Du, ich und zusammen mit uns Millionen Venezolaner und Kubaner teilen diese Ideen.

Du bist von den christlichen Prinzipien ausgegangen, die dir gelehrt wurden, und von einem rebellischen Charakter; ich von den Ideen von Marx und einem ebenfalls rebellischen Charakter.

Es gibt universell anerkannte ethische Prinzipien, die sowohl für einen Christen als auch für einen Marxisten gültig sind.

Hiervon ausgehend werden die revolutionären Ideen ständig durch das Studium und die Erfahrung bereichert. 

Es ist angebracht darauf hinzuweisen, dass unsere aufrichtige und revolutionäre Freundschaft entstanden ist, als du nicht Präsident von Venezuela warst. Ich habe nie etwas von dir gefordert. Als die bolivarianische Bewegung 1999 den Wahlsieg errungen hat, wurde das Erdöl zu weniger als zehn Dollar das Barrel gehandelt. Ich erinnere mich gut daran, denn du hast mich zu deiner Amtsübernahme eingeladen. 

Deine Unterstützung für Kuba war spontan, wie es unsere Kooperation mit dem Brudervolk von Venezuela immer gewesen ist.

In der härtesten Sonderperiodezeit, als die UdSSR zusammenstürzte, hat das Imperium seine brutale Blockade gegen unser Volk verschärft. Zu einem bestimmten Zeitpunkt stiegen die Kraftstoffpreise und unsere Versorgung wurde schwierig. Du hast die sichere und stabile kommerzielle Versorgung für unser Land abgesichert.

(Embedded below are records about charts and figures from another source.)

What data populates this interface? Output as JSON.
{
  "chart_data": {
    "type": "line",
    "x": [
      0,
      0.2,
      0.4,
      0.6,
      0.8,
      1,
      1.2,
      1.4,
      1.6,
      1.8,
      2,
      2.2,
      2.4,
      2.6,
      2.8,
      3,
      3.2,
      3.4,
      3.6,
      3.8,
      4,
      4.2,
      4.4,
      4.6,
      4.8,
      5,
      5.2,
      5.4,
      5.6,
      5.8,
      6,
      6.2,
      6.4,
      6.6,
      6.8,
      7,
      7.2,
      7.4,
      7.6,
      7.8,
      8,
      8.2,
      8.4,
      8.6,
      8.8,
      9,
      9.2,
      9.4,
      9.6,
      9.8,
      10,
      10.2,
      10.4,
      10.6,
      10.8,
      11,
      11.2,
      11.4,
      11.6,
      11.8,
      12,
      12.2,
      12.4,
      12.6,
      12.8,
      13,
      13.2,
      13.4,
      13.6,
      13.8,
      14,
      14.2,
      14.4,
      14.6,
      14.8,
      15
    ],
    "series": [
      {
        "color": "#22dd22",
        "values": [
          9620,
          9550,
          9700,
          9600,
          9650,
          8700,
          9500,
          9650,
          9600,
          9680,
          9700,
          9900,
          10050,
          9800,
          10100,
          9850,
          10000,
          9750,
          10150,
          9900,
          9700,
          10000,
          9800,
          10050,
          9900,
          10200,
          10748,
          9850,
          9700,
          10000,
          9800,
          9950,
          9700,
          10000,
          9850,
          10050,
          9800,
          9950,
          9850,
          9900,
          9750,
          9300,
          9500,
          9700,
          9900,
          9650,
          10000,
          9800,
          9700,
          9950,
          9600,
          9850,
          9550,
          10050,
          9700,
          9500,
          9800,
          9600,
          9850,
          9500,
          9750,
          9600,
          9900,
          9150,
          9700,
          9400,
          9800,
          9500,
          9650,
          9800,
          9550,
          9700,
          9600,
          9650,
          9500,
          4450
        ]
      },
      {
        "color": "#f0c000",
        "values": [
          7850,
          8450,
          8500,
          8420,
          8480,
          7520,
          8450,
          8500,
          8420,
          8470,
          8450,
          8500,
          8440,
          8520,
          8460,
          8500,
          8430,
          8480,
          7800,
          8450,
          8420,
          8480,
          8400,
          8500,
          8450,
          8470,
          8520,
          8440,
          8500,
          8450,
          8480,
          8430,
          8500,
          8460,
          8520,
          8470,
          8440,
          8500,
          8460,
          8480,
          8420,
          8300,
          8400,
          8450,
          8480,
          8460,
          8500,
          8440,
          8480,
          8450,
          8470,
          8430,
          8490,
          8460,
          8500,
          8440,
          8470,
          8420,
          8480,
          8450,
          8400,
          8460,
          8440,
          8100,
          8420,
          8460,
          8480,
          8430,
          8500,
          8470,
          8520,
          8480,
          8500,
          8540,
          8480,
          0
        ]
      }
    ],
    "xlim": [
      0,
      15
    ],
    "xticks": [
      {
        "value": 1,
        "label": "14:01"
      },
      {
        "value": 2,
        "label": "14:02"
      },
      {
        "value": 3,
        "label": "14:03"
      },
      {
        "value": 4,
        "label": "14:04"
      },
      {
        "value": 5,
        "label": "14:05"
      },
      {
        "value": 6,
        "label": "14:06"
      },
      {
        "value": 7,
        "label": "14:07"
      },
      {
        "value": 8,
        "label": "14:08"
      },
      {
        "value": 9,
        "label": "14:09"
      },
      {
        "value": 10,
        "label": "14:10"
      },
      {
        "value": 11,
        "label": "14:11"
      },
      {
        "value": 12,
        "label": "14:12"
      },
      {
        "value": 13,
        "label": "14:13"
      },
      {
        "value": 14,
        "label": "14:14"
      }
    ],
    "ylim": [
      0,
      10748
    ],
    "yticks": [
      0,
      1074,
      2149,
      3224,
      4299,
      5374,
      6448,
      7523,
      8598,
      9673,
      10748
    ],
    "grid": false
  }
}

Wir dürfen nicht vergessen, dass nach dem politischen Putsch gegen die Bolivarianische Revolution im April 2002 und deinem glänzenden Sieg gegenüber dem am Ende desselben Jahres stattgefundenen Erdölputsch die Ölpreise bis auf über 60 Dollar das Barrel stiegen und du uns damals Kraftstofflieferungen und Zahlungserleichterungen gegeben hast. Bush war schon Präsident der Vereinigten Staaten und war der Autor jener illegalen und verräterischen Aktionen gegen das Volk von Venezuela.

Ich erinnere mich daran, wie sehr du darüber empört warst, dass er meine Abreise aus Mexiko als Bedingung für seine Landung in jenem so viel erlittenen Land gefordert hat, wo du und ich an einer internationalen Konferenz der Vereinten Nationen teilnahmen, an der er ebenfalls teilnehmen sollte.

Der bolivarianischen Revolution werden sie nie ihre Unterstützung für Kuba in jenem Augenblick verzeihen, als das Imperium glaubte, dass unser Volk nach knapp einem halben Jahrhundert des heldenhaften Widerstands erneut in seine Hände fallen würde. In Miami hat die Konterrevolution gefordert, drei Tage zum Töten der Revolutionäre zu genehmigen, sobald die Übergangsregierung in Kuba eingesetzt sei, die Bush forderte.

Es sind 10 Jahre einer beispielhaften und fruchtbaren Zusammenarbeit zwischen Venezuela und Kuba vergangen. In diesem Zeitraum wurde das Bündnis ALBA aus der Taufe gehoben. Das von den Vereinigten Staaten geförderte Freihandelsabkommen FTCA war gescheitert, aber das Imperium befindet sich erneut in der Offensive.

Der Putsch in Honduras und die Einrichtung von sieben Militärstützpunkten in Kolumbien sind kürzliche Ereignisse, die nach der Amtsübernahme des neuen US-Präsidenten geschehen sind. Sein Vorgänger hatte schon die 4. Flotte erneut ins Leben gerufen, ein halbes Jahrhundert nach Beendigung des letzten Weltkrieges und wo es weder den kalten Krieg noch die Sowjetunion mehr gab. Die realen Absichten des Imperiums sind offensichtlich, dieses Mal begleitet von dem netten Lächeln und dem afroamerikanischen Gesicht von Barack Obama. 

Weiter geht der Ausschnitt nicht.